Die dänische Ostseeinsel Møn ist vom renommierten Medium The New York Times – Travel in die Liste der weltweit besten Reiseziele für das Jahr 2026 aufgenommen worden. Damit rückt ein oft übersehenes Kleinod Skandinaviens in den internationalen Fokus.
Vor allem die dramatische Natur an den weißen Kreidefelsen und die weiten Wälder haben es den Herausgebern angetan. Der landschaftliche Reiz wird durch zahlreiche Erhaltungs- und Naturschutzprojekte unterstrichen – zum Beispiel für seltene Amphibien wie die Grønbroget tudse. Die dänische Gesetzgebung legt gezielten Wert auf die Bewahrung von Lebensräumen für Wildtiere und Pflanzen, was dem biodiversen Charakter der Insel zugutekommt.
Die Region Sydsjælland & Møn bietet abseits der Touristenströme Platz für Ruhe und persönliche Entfaltung. Wanderer und Naturbegeisterte finden in den Klinteskoven und Ulvshale Skov ideale Bedingungen, um typische und seltene Insektenarten sowie eine beeindruckende Flora zu beobachten. Für Kulturinteressierte gibt es spannende Museen und lokale Musikclubs wie STARS in Vordingborg.

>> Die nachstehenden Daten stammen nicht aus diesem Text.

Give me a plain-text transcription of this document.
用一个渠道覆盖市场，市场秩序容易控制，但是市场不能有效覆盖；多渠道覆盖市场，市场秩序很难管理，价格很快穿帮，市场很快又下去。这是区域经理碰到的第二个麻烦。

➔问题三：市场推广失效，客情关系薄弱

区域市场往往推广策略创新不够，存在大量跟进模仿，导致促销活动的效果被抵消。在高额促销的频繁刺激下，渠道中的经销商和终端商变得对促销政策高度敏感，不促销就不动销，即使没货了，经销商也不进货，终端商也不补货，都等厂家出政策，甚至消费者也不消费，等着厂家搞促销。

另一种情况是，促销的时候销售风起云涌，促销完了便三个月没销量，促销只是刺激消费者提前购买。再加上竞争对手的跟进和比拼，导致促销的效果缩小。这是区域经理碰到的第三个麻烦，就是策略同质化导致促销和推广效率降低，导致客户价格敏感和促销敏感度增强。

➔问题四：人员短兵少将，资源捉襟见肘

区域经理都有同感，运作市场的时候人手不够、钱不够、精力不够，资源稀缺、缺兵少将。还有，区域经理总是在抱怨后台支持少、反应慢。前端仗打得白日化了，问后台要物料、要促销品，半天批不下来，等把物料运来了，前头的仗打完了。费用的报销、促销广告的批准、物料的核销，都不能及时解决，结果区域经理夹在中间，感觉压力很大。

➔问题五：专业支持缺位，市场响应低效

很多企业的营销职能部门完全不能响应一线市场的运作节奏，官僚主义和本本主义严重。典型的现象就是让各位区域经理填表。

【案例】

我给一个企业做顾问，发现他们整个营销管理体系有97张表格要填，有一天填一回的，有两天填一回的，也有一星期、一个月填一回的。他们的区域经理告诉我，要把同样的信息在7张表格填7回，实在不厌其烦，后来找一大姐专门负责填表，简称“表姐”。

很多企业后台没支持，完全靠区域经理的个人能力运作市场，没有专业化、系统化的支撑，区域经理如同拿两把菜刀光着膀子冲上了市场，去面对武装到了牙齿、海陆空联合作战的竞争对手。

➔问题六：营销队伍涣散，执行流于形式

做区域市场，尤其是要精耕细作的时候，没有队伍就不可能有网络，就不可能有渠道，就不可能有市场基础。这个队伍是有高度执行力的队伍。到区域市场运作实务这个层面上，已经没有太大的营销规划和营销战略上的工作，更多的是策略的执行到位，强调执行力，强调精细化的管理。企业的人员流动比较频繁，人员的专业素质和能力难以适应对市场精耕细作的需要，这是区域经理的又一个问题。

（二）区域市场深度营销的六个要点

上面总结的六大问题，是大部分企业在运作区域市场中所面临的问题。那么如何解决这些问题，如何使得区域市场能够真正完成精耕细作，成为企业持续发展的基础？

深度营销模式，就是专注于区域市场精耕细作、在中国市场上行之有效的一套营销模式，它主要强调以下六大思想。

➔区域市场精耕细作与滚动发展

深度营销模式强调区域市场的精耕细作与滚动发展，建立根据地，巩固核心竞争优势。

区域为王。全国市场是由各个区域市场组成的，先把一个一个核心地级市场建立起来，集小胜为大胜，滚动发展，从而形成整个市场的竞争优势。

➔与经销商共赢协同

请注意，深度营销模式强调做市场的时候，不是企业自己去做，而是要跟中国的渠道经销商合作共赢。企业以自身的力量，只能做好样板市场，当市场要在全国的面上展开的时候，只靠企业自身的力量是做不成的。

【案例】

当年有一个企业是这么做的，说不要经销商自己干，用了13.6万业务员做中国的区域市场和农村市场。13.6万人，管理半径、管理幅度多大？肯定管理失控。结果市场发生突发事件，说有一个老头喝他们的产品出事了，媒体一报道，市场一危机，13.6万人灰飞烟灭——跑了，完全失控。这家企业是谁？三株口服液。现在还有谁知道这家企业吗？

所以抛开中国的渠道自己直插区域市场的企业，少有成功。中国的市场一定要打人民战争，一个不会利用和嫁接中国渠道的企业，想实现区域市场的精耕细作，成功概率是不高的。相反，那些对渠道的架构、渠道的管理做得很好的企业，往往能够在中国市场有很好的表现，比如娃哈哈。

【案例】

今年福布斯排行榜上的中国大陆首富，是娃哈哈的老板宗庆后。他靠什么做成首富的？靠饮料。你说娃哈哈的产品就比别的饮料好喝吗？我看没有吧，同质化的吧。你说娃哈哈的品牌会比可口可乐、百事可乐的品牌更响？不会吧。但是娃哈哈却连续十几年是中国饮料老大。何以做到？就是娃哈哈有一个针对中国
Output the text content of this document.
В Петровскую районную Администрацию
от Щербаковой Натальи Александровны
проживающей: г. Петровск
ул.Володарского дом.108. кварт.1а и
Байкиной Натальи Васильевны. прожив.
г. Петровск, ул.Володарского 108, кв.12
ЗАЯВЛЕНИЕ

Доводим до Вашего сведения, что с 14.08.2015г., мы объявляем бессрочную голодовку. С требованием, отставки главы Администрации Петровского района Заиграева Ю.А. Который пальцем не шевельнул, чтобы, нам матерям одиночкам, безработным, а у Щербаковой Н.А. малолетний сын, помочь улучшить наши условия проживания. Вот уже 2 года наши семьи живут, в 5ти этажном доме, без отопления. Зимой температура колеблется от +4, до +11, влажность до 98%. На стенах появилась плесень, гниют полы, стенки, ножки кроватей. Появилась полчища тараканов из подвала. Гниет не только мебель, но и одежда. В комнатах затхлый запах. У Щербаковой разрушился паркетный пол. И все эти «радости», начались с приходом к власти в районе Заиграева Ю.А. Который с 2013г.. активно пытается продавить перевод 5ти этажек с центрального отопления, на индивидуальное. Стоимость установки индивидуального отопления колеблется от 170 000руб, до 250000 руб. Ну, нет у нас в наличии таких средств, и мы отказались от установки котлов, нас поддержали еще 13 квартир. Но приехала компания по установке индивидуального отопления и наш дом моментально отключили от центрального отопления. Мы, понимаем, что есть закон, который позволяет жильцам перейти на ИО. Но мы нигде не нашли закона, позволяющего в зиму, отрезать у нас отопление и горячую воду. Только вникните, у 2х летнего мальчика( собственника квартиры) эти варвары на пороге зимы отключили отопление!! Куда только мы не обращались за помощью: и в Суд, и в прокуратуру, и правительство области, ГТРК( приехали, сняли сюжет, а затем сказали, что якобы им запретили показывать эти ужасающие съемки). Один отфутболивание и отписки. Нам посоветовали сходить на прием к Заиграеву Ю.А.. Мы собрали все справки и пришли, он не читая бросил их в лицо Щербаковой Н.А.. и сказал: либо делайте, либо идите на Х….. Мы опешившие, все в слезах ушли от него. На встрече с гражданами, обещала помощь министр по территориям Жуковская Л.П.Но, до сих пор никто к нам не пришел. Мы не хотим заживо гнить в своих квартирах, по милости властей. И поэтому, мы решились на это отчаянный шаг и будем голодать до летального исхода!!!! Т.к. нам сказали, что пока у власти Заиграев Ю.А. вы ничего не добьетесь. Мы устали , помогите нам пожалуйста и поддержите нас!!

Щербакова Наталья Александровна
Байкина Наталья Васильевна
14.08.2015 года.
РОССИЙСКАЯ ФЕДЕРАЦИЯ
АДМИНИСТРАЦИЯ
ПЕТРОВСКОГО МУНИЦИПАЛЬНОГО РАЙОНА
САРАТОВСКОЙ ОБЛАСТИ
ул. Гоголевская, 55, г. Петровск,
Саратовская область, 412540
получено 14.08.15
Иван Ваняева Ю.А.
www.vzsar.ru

Auch für deutsche Urlauber, die authentische Naturerlebnisse suchen, ist Møn ein attraktives Ziel. Die Anreise lässt sich komfortabel per Auto über den Fehmarnbelt mit Fährüberfahrten planen. Besonders in den Sommermonaten sind die Strände, Wanderwege entlang der Kreidefelsen und die gemütlichen kleinen Städte ein Geheimtipp für Individualisten. Urlauber profitieren zudem von einer ruhigen Atmosphäre und dem Engagement der lokalen Bevölkerung für nachhaltigen Tourismus.
Ein weiterer Pluspunkt: Sicherheitsinitiativen und erstklassige Wasserrettungsdienste sorgen für zusätzliche Sicherheit an den Küsten und Häfen – eine Besonderheit, die angesichts des internationalen Besucheransturms zunehmend an Bedeutung gewinnt. Durch gezielte Ausbildung von Spürhunden wird die Rettung von Personen im Wasser verbessert.
Mit der internationalen Anerkennung steigt die Erwartung, dass die Region ihre besondere Balance aus sanftem Tourismus, Naturschutz und lokalem Charme beibehält. Viele Einheimische sehen die Auszeichnung als Chance, aber auch als Verpflichtung, den authentischen Charakter der Insel zu schützen.